As regular readers here may know, after the world’s longest home search, I finally bought a house in May 2011. Specifically, we closed on May 20, 2011 and paid $224,950.
Last week I happened to pull up my home on Zillow, and was greeted with an interesting surprise. According to Zillow, I purchased my home on May 17, 2011 for $364,000.
The especially strange part about this is that it was new information that had been added to Zillow somewhat recently. I only check my home’s page on Zillow a few times a year but this erroneous information definitely did not exist as recently as a few months ago. Up until this bogus data was added, Zillow’s price history for my home looked similar to my home on Trulia, where the 2011 listing and sale are entirely missing.
Of course, if you pull up my home on Redfin, you get information that is both complete and accurate:
If you spend much time comparing Zillow and Trulia to the underlying county records and MLS data you will run into these kinds of blatant errors with regularity. It is worth noting that incorrect sales data like this was not even covered in the real estate listings data quality study that Redfin commissioned last year, which showed that Zillow and Trulia are also missing approximately 20% of the active listings and that 36% of what they show as homes for sale are no longer actually on the market.
To their credit, for one-off issues like my home’s incorrect data above, Zillow does have a “Flag transaction” button, and support staff there were quick to respond last week when I reported the incorrect data. By the end of the day they reported that they had resolved the issue, and about a day later the site reverted to the version that is merely missing my 2011 purchase. So that’s a win, sort of. There are certainly some people at Zillow and Trulia that care about data quality, but their current approach to improving the quality of their data is like trying to improve your Hummer’s gas mileage by making sure there is enough air pressure in the tires—you might get a few more miles per gallon, but you’re still driving a vehicle that is ridiculously inefficient by design.
These types of systemic data quality issues have been known to Zillow and Trulia for years, and yet they have made only modest infrastructure improvements to address them. This makes sense when you realize that buyers searching for a home on Zillow or Trulia are not really their customers, they’re the product that is being sold. Zillow and Trulia’s customers are real estate agents who buy advertising, for the explicit purpose of turning buyers on those sites into “leads.”
But don’t take my word for it. I’ll let Zillow CEO Spencer Rascoff tell you in his own words how bad data is a good thing for Zillow’s lead-hungry real estate agent customers:
Panel of @ZillowforPros Premier Agents at #ZillowSummit: a lead on a stale listing is still a good lead. "Here are some other homes…"
— Spencer Rascoff (@spencerrascoff) February 25, 2013
All leads — whether on contingent, active, or expired — can be worked. #ZillowSummit
— Spencer Rascoff (@spencerrascoff) July 29, 2013
I honestly have no idea why any serious home buyer would use Zillow or Trulia to search for homes for sale.
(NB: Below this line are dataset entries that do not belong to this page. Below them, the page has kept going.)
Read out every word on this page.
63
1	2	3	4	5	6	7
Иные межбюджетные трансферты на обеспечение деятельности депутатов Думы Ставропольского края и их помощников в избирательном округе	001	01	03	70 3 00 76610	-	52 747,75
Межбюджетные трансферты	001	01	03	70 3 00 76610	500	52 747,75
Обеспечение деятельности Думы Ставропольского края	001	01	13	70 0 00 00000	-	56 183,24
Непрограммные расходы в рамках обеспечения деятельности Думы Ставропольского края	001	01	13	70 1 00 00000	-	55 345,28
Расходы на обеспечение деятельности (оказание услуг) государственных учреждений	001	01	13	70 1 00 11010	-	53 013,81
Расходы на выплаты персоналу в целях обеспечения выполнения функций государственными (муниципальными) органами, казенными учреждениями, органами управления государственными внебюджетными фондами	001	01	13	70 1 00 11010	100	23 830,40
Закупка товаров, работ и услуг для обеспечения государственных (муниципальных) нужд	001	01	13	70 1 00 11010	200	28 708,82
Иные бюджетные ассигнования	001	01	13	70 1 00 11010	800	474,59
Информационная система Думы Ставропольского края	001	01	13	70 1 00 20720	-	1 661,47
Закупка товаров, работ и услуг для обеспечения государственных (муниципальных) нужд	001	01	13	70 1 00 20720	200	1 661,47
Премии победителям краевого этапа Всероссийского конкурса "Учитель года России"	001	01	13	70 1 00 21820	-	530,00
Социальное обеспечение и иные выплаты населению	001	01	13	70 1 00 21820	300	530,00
I suppose if you live in a rural area that is not serviced by Redfin or any other MLS-powered site, using Zillow or Trulia is better than having nothing at all, but only slightly.
If only Zillow would put as many resources into data quality as they put into sappy TV commercials.
Full disclosure: The Tim is no longer employed by Redfin, and holds no positions in Zillow, Trulia, or Redfin at the time of this post.
[Update]
Wow that’s rich. After this post went live my home’s page on Zillow magically updated with the correct 2011 sale date and price. Obviously I have some readers with data edit access over at Zillow HQ.